The master system gives you quicker clamping and more adjustments,especially if you work in varying thicknesses of materials. I love the vac port because you can drill a hole in one stroke, no more in and out to clear the shavings and no shavings in the way when you shift to the next mark.

The smallest cheap little shop vac is sufficient to keep the shavings clear. I just wish they made an affordable quiet little vac!

Pocket hole screws do not replace all types of joinery, but are a great addition to fasten joints in many ways. Glue adds greatly to the strength .

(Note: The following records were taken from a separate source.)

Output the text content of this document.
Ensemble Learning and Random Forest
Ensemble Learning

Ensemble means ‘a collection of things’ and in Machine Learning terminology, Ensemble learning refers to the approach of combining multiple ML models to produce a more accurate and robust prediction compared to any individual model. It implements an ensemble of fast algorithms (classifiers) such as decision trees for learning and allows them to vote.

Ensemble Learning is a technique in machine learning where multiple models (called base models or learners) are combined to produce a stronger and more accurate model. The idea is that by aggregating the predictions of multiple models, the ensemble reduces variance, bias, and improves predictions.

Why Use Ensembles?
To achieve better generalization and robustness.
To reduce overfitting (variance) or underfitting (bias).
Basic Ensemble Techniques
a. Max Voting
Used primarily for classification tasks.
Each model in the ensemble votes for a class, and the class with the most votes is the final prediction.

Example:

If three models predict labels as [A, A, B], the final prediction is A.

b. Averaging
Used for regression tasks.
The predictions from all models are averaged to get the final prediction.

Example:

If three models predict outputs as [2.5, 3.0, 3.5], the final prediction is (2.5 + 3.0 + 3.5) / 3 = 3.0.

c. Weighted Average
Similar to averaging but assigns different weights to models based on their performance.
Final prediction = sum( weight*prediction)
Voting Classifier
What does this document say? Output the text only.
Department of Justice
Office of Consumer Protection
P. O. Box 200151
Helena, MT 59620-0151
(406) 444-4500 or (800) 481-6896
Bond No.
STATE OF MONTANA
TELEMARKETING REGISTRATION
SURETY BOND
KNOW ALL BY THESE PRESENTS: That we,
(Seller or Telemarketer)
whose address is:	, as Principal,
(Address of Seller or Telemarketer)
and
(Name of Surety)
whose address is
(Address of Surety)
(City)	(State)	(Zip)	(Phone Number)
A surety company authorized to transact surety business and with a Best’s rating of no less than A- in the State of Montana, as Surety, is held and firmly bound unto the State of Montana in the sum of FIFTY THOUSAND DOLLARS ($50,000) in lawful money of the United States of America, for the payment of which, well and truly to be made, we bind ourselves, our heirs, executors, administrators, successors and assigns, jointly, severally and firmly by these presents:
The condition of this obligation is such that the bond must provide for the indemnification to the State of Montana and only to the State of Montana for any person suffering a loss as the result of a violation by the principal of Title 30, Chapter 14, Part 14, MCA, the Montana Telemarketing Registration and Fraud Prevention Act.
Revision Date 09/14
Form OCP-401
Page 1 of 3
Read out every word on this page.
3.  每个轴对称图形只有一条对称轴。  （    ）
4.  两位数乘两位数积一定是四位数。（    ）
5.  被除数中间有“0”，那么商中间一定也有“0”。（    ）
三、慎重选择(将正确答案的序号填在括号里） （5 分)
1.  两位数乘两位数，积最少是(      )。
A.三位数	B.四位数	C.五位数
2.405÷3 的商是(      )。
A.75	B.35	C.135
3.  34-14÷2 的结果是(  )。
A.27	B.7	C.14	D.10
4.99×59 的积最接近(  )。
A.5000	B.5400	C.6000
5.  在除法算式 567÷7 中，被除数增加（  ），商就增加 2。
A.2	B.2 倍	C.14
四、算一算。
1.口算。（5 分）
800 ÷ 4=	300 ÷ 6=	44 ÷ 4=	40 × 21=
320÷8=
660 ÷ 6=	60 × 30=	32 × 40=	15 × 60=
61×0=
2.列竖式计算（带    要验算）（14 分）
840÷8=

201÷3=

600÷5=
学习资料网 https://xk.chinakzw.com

I feel the same way about DC and glue.. Unfortunately, the guy who bought the master system for my company chucked the little dust port cup thing and I haven't been able to find a replacement! I've rigged a small shop vac thing with mangled attachment parts but it still doesn't cut the real thing. Also, I buy kreg screws in packs of 1000 on amazon. in comparison to the lowes by our shop, amazon is half the price including shipping than if i were to buy the 100 packs. Kreg makes a good pocket hole screw but i know local hardware stores tend to carry them in bulk. shop around! Also I saw in the Grizzly catalog a "45 degree angle" 3/8 pocket hole drill bit. apparently this allows flat head drywall type screws to sit inside the pocket which would really cut down on your fastener costs!!! never used it... has anyone?